Leur enquête avait permis de mettre au jour comment la hiérarchie catholique locale, avec à sa tête le cardinal Bernard Law, avait de manière systématique, et souvent cynique, couvert des abus sexuels commis par plus de 70 prêtres à Boston et dans les environs.

Ces différents articles avaient valu aux journalistes de recevoir le Prix Pulitzer, l'une des plus prestigieuses distinctions journalistiques dans le monde.

Quelque 1500 victimes avaient fini par témoigner et ce scandale de pédophilie a été suivi de nombreuses autres révélations impliquant des membres de l'Église à travers le monde, en particulier en Irlande.

Dix ans après, le Vatican assure avoir tiré les leçons du passé et que les procédures mises en place pour prévenir ces affaires ont évité que de tels scandales se reproduisent pour l'instant.

De fait, la visite du pape François aux États-Unis à la fin du mois sera l'occasion de prouver la sincérité de l'Église dans ses efforts, même si Thomas McCarthy estime qu'elle pourrait en faire davantage.

«Je pense que le pape a conscience de tout cela. Est-ce que je pense pour autant que le problème est résolu? Non. Est-ce que pour moi l'Église a agi comme elle devait le faire? Non, pas vraiment», a-t-il expliqué à l'AFP-TV.

Le réalisateur américain a également confié «aimer la façon de parler de François, ce qu'il dit». «C'est un homme à la fois fascinant et intéressant et je crois en lui. Mais bon, nous verrons avec le temps», a-t-il ajouté.

«En eaux troubles»

La lutte antipédophilie de l'Église a été marquée par plusieurs jalons: en 2011, le Vatican a demandé à toutes les conférences épiscopales de collaborer avec les justices civiles et d'élaborer des normes contre les prêtres coupables ou soupçonnés; en 2013, le Saint-Siège a durci sa législation pénale, mettant fin à l'impunité de ses prélats; en 2014, une commission pontificale pour la protection des mineurs, constituée de 17 experts dont d'anciennes victimes, a été créée.

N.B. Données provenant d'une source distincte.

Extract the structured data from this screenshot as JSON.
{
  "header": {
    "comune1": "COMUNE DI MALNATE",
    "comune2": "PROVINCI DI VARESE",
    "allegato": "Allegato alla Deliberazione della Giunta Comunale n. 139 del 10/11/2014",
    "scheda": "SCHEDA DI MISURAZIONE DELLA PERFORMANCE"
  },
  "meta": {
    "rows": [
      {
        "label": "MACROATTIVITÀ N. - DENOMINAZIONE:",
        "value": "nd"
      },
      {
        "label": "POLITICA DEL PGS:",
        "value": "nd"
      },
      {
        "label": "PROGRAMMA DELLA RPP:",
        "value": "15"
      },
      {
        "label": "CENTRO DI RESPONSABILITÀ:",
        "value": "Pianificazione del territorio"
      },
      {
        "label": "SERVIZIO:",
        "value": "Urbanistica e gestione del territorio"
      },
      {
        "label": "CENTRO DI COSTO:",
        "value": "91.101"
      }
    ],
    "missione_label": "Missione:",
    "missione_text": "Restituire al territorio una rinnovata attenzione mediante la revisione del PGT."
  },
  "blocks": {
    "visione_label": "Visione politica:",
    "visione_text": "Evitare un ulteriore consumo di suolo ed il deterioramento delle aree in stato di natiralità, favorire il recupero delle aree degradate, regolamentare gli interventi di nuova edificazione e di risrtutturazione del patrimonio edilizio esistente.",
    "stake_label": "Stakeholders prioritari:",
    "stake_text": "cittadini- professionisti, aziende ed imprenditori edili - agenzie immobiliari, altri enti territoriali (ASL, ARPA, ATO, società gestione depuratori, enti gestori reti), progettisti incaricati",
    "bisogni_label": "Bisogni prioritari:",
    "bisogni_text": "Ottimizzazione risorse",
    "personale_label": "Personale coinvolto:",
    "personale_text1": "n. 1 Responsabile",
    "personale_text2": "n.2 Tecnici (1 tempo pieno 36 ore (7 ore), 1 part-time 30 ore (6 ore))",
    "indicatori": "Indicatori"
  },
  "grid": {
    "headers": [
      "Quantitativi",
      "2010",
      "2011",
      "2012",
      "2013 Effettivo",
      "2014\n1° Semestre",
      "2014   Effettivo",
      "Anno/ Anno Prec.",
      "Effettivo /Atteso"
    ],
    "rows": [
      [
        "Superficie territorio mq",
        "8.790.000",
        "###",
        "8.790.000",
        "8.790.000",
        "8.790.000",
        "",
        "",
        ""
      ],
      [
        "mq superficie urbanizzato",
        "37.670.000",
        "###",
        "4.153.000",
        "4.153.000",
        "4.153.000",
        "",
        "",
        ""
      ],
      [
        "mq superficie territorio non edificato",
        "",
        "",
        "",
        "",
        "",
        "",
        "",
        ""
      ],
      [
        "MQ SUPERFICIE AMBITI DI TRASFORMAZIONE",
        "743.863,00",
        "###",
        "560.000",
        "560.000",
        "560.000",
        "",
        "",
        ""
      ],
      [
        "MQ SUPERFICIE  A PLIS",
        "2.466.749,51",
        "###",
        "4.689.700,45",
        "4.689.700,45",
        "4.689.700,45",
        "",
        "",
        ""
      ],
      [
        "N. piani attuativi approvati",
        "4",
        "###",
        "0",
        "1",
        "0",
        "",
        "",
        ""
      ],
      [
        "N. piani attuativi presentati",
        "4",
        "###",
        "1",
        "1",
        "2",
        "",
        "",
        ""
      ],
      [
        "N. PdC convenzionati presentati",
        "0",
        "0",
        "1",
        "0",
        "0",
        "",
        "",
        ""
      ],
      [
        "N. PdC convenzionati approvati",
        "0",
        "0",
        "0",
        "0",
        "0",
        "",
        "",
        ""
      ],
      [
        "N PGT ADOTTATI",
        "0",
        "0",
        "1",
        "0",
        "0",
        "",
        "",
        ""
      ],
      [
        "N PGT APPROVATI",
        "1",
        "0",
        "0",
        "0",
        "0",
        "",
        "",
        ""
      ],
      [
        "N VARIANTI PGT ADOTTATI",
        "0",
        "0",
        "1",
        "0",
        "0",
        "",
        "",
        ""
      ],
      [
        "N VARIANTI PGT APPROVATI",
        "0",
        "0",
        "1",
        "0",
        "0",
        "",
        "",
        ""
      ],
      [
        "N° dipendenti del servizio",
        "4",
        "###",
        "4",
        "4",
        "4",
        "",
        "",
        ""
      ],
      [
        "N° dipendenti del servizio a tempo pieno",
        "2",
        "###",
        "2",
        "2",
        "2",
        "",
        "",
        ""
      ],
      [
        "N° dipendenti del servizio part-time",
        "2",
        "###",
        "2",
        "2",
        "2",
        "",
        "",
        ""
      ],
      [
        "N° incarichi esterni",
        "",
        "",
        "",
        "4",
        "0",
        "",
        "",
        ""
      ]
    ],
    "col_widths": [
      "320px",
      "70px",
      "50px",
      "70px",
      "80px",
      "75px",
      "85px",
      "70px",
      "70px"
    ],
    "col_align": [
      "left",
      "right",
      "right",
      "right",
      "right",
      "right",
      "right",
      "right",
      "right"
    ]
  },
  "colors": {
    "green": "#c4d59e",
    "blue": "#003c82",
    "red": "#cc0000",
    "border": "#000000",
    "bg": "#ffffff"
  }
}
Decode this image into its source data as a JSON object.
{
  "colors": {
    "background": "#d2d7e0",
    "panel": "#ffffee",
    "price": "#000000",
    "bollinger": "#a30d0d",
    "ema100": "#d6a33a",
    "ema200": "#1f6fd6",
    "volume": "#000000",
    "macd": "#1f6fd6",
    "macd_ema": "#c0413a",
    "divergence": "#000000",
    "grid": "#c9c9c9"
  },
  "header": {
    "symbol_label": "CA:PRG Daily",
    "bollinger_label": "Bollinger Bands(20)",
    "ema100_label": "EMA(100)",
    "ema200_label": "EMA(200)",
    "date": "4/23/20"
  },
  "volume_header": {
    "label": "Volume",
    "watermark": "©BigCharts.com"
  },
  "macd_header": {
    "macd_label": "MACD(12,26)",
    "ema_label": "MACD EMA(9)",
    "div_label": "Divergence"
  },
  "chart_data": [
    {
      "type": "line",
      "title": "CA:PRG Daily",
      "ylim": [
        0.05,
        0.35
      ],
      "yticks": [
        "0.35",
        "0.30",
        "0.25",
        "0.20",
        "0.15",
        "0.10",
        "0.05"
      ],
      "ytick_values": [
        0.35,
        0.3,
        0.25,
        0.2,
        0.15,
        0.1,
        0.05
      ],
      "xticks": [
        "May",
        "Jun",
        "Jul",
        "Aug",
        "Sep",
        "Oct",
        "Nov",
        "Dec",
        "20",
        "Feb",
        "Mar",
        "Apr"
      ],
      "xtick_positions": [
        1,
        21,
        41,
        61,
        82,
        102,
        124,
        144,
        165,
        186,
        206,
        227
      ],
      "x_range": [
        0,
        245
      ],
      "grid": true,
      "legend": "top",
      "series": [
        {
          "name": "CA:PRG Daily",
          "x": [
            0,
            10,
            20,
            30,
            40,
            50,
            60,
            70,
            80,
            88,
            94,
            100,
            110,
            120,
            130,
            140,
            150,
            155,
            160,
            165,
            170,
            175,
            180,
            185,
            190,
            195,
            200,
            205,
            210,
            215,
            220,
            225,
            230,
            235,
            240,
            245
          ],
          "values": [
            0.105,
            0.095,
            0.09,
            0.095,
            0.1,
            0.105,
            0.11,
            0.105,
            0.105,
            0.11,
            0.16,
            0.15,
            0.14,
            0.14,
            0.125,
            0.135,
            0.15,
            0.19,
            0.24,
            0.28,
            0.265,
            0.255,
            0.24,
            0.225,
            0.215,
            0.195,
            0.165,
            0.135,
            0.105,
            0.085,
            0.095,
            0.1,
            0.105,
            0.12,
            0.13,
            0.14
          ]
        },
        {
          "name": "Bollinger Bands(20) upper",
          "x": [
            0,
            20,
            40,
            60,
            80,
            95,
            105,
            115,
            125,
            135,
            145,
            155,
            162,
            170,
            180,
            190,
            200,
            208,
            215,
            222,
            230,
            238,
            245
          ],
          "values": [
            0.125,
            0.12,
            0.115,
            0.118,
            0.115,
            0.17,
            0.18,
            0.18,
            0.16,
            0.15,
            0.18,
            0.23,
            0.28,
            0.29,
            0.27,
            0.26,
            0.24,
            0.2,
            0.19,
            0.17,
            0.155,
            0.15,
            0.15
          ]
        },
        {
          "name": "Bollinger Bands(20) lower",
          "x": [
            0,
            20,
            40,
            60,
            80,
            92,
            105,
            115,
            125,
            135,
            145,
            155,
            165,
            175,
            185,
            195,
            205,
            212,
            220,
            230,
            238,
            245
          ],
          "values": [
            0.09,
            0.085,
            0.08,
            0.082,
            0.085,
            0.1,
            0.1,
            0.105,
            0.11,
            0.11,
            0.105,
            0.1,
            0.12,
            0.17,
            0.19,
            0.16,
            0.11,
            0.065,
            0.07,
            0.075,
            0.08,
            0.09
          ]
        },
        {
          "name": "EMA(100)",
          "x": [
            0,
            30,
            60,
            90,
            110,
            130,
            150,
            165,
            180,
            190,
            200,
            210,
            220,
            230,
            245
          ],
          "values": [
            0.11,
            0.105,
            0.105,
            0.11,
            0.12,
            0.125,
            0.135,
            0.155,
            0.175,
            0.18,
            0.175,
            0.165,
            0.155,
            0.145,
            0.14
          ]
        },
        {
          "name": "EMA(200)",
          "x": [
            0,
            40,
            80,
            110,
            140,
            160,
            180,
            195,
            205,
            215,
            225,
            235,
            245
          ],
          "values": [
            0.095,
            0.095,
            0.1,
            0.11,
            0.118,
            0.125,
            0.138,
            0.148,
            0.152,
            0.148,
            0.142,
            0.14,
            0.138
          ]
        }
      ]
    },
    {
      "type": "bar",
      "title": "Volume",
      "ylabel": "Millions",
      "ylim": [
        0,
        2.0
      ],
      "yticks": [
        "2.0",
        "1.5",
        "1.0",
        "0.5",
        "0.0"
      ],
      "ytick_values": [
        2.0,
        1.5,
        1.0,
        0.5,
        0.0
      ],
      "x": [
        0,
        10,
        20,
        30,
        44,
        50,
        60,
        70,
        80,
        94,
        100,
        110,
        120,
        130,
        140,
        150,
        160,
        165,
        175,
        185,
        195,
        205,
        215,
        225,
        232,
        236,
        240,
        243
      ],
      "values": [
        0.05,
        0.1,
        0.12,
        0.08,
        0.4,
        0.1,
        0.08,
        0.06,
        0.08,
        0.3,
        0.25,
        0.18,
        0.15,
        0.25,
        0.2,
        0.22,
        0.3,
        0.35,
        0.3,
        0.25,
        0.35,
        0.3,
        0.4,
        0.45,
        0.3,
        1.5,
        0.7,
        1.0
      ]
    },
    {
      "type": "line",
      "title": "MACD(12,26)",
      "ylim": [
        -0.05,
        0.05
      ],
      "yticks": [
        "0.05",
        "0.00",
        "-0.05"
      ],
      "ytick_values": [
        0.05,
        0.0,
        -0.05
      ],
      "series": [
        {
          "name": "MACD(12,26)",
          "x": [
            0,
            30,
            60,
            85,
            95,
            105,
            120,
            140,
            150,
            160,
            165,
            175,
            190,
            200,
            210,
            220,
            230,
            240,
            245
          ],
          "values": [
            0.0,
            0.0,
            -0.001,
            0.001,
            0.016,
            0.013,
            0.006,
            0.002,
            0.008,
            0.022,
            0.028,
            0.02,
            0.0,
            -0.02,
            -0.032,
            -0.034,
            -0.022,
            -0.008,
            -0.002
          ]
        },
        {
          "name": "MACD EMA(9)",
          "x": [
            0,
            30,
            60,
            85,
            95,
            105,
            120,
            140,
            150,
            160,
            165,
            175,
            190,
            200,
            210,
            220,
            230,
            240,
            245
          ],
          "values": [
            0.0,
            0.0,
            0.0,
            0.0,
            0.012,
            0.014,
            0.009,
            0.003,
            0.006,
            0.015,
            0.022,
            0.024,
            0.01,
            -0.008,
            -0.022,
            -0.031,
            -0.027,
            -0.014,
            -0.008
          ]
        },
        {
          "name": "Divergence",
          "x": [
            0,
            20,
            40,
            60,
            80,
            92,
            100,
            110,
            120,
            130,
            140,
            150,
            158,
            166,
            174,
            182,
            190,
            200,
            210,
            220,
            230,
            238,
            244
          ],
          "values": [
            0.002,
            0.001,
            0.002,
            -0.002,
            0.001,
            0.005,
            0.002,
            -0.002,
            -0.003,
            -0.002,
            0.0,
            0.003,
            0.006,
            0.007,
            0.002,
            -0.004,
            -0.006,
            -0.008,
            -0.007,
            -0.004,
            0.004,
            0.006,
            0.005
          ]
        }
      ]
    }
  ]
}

En juin, le Vatican a aussi institué une instance chargée de juger selon le droit canon les évêques ayant protégé des prêtres pédophiles.

Au-delà du sujet central de la pédophilie dans l'Église, Spotlight est l'occasion de célébrer le journalisme d'investigation, a confié à l'AFP-TV Mark Ruffalo, qui joue le rôle du journaliste Michael Rezendes.

«Je n'avais jamais interprété un tel personnage auparavant et j'ai vraiment aimé son côté décalé. Au départ, il ne possède aucune des qualités que l'on attribue d'habitude à un héros, mais il en est en fait un», a expliqué l'acteur.

«Ces hommes ont agi en eaux troubles, a renchéri le metteur en scène. Tout ce sur quoi ils ont enquêté était douloureux et horrible, mais ils sont allés au-delà et j'espère que le public comprendra que leur boulot consiste à poser les vraies questions, même les plus difficiles».

Pour Thomas McCarthy, c'est là «le grand pouvoir de la presse, quelque chose que moi, en tant que «civil», je serais incapable de faire. Aller interroger les gens sur comment ils ont été abusés, comment ça s'est passé... Même si c'est important que ce soit dit».

Dans le rôle de l'infatigable avocat des victimes, Stanley Tucci est déjà cité pour un Oscar avec ce film tout en nuances.

Spotlight «n'est pas la condamnation du catholicisme, mais la condamnation des gens qui sont allés à l'encontre des principes de base du catholicisme et du christianisme, a-t-il souligné. Le problème, c'est que ces gens appartenaient à la haute hiérarchie de l'Église».